En proposant cette libre adaptation d’un roman méconnu de Jack London, Riff Reb’s trouve un univers qui lui convient parfaitement. Une première partie séduisante. A quand la suite ?

Le narrateur et personnage central, Darrell Standing (un nom qui ne doit rien au hasard, car le personnage fera face à tous les événements, imperturbablement), se retrouve en prison en 1906 (huit ans avant le présent de narration), pour le meurtre du professeur Haskell avec qui il travaillait dans les laboratoires de l’université de Berkeley. Standing reconnaît avoir été pris d’une colère rouge (fond très révélateur de la case), comme cela lui arrive parfois. Au moment où il écrit, il s’apprête à être pendu, mais pour de une toute autre raison. On notera que ce premier chapitre (sur les huit que cette première partie comporte), présente quasiment tous les points fondamentaux concernant le personnage.

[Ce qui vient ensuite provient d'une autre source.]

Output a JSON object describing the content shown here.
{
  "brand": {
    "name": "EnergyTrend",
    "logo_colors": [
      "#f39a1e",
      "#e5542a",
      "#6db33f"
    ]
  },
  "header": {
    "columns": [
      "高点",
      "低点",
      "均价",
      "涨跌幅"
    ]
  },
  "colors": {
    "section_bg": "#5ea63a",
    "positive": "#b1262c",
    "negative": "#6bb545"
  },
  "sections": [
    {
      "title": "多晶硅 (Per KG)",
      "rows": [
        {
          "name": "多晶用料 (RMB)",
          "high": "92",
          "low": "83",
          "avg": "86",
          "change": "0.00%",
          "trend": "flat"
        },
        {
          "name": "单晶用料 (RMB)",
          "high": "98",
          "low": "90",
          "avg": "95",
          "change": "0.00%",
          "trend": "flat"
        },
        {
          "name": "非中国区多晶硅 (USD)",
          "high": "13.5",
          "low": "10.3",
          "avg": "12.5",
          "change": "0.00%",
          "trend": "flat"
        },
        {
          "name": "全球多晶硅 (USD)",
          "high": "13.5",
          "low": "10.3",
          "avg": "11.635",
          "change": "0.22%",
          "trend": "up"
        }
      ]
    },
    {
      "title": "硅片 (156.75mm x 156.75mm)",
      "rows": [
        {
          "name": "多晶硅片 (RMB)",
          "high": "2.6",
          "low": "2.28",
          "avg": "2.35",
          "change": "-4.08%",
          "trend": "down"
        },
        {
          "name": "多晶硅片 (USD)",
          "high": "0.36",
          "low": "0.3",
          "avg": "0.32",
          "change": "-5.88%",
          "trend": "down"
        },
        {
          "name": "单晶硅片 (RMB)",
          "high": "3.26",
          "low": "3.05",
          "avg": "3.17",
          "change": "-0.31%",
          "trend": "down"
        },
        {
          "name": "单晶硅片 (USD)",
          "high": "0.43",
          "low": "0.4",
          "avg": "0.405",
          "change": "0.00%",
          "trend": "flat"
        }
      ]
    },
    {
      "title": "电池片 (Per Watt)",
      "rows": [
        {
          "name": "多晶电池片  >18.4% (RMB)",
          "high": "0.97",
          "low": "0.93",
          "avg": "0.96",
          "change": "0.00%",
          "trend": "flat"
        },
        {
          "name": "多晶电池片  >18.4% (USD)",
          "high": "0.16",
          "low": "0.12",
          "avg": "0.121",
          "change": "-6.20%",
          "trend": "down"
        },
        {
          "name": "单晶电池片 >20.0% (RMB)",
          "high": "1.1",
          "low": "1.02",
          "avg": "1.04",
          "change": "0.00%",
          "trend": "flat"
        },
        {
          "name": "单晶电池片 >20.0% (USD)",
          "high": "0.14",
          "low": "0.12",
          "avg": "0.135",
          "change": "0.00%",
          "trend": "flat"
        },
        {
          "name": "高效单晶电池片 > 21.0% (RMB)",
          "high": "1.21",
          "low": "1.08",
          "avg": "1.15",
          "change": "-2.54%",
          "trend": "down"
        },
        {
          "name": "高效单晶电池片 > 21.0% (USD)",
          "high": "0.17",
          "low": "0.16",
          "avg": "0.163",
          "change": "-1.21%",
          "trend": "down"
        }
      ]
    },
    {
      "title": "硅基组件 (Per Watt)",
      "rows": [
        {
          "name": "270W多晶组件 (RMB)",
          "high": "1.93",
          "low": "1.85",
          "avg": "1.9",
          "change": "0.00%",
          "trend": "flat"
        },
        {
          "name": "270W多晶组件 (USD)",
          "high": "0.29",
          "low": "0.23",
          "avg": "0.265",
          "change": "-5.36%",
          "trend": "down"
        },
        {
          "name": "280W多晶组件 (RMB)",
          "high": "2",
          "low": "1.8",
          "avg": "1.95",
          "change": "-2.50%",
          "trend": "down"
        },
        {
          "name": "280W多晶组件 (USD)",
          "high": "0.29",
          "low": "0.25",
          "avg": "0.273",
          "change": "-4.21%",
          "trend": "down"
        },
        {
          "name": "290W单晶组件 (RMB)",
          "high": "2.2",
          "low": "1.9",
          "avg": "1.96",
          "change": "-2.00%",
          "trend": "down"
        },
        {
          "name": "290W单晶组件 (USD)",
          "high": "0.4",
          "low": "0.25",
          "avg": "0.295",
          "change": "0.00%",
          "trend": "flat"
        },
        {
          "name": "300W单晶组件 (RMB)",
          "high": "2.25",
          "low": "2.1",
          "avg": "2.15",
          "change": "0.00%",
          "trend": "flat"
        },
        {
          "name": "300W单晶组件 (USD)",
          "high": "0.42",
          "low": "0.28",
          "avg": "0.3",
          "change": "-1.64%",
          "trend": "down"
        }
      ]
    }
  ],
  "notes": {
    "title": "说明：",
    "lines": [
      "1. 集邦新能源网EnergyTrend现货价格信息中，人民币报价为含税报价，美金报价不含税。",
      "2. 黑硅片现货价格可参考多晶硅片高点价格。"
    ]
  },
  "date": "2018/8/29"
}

En exergue, Riff Reb’s propose un poème signé Gérard de Nerval :

« Il est un air pour qui je donnerais
Tout Rossini, tout Mozart et tout Weber,
Un air très vieux, languissant et funèbre
Qui pour moi seul a des charmes secrets

Or, chaque fois que je viens à l’entendre,
De deux cents ans mon âme rajeunit :
C’est sous Louis Treize ; et je crois voir s’étendre
Un coteau vert, que le couchant jaunit,

Puis un château de brique à coins de pierre,
Aux vitraux teints de rougeâtres couleurs,
Ceint de grands parcs, avec une rivière
Baignant ses pieds, qui coule entre des fleurs ;

Puis une dame, à sa haute fenêtre,
Blonde aux yeux noirs, en ses habits anciens,
Que, dans une autre existence peut-être,
J’ai déjà vue… – et dont je me souviens ! »

L’aspect romantique pourrait trouver sa justification dans le deuxième album. Par contre, cette allusion à des souvenirs ayant traversé les siècles correspond parfaitement à celui-ci.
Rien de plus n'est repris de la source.